12 Jan 2020

What I'm reading ...

I have started His Dark Materials: The Complete Collection by Philip Pullman. Having enjoyed reading the author’s two recent books [Volumes 1 and 2 of the Book of Dust] and watched the recent TV adaptation, I thought that I would go back to the original and read all three books in succession. At nearly 1000 pages, it will take a while! I guess this is a re-read because I read Northern Lights years ago, but I do not think I ever got on to the others. Here’s the blurb:

Northern Lights
Lyra Belacqua lives half-wild and carefree among the scholars of Jordan College, with her daemon familiar always by her side.

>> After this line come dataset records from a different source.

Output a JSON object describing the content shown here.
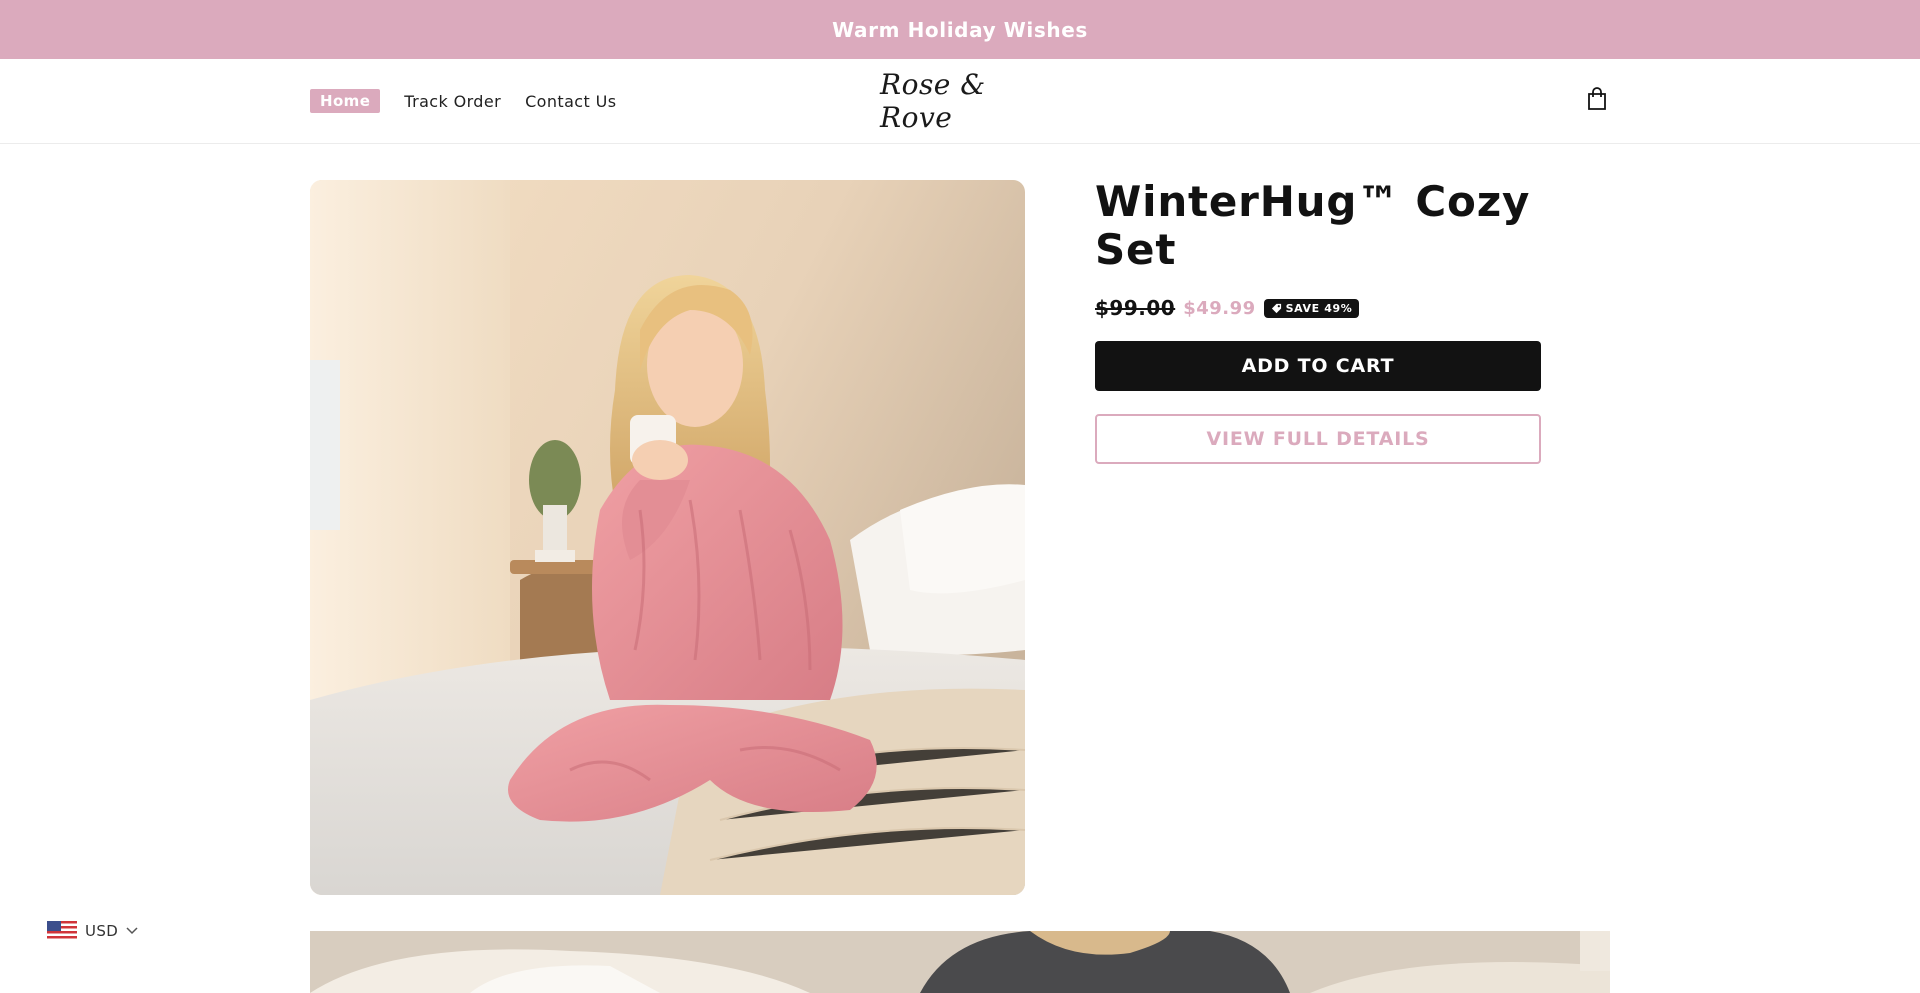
{
  "announcement": {
    "text": "Warm Holiday Wishes"
  },
  "header": {
    "nav": [
      {
        "label": "Home",
        "active": true
      },
      {
        "label": "Track Order",
        "active": false
      },
      {
        "label": "Contact Us",
        "active": false
      }
    ],
    "logo_text": "Rose & Rove",
    "cart_icon": "shopping-bag-icon"
  },
  "product": {
    "title": "WinterHug™ Cozy Set",
    "compare_price": "$99.00",
    "sale_price": "$49.99",
    "badge": "SAVE 49%",
    "badge_icon": "tag-icon",
    "add_to_cart_label": "ADD TO CART",
    "view_details_label": "VIEW FULL DETAILS"
  },
  "currency": {
    "code": "USD",
    "flag_icon": "us-flag-icon"
  },
  "colors": {
    "accent": "#dbaabd",
    "dark": "#121212",
    "white": "#ffffff"
  }
}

But the arrival of her fearsome uncle, Lord Asriel, draws her to the heart of a terrible struggle – a struggle born of Gobblers and stolen children, witch clans and armoured bears.
The Subtle Knife
Lyra finds herself in a shimmering, haunted otherworld – CittĂ gazze, where soul-eating Spectres stalk the streets and wingbeats of distant angels sound against the sky. But she is not without allies: twelve-year-old Will Parry, fleeing for his life after taking another's, has also stumbled into this strange new realm.
On a perilous journey from world to world, Lyra and Will uncover a deadly secret: an object of extraordinary and devastating power. And with every step, they move closer to an even greater threat – and the shattering truth of their own destiny.
The Amber Spyglass
Will and Lyra, whose fates are bound together by powers beyond their own worlds, have been violently separated. But they must find each other, for ahead of them lies the greatest war that has ever been – and a journey to a dark place from which no one has ever returned . . .

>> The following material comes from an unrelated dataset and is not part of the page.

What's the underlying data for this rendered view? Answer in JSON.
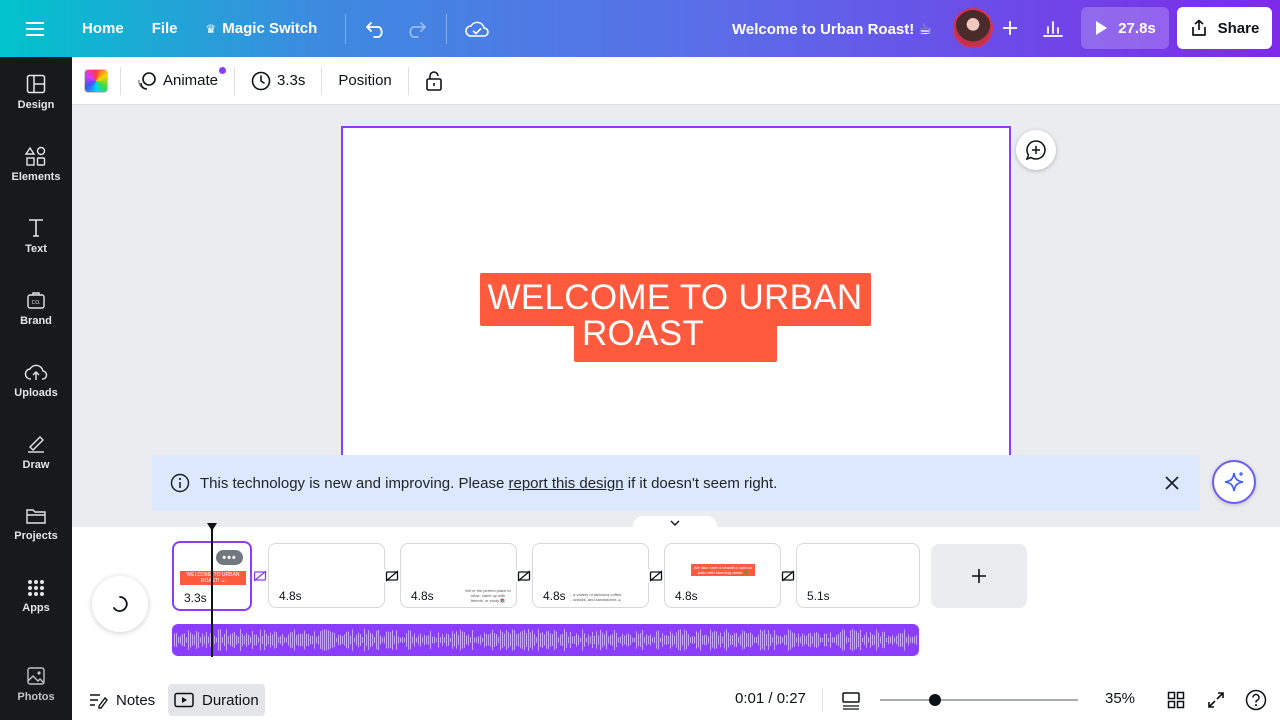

Gates: How Microsoft's Mogul Reinvented an Industry and Made Himself the Richest Man in America - by Stephen Manes and Paul Andrews

This took a while, because it is quite a long book and life got in the way over the holiday. I was never in doubt about pressing on with it, as it has good pace - almost like a novel, with each chapter ending with a “pull” into the next. Although the book is about Gates the man, it is as much about Microsoft and the history of the personal computer. I felt very connected with the story, as it spans my entire adult life and I have always been involved in high-tech. I enjoyed all the detail and was amazed at the somewhat haphazard [one might say reactive] way that Microsoft planned products. From the outside, it always looked like they had a plan!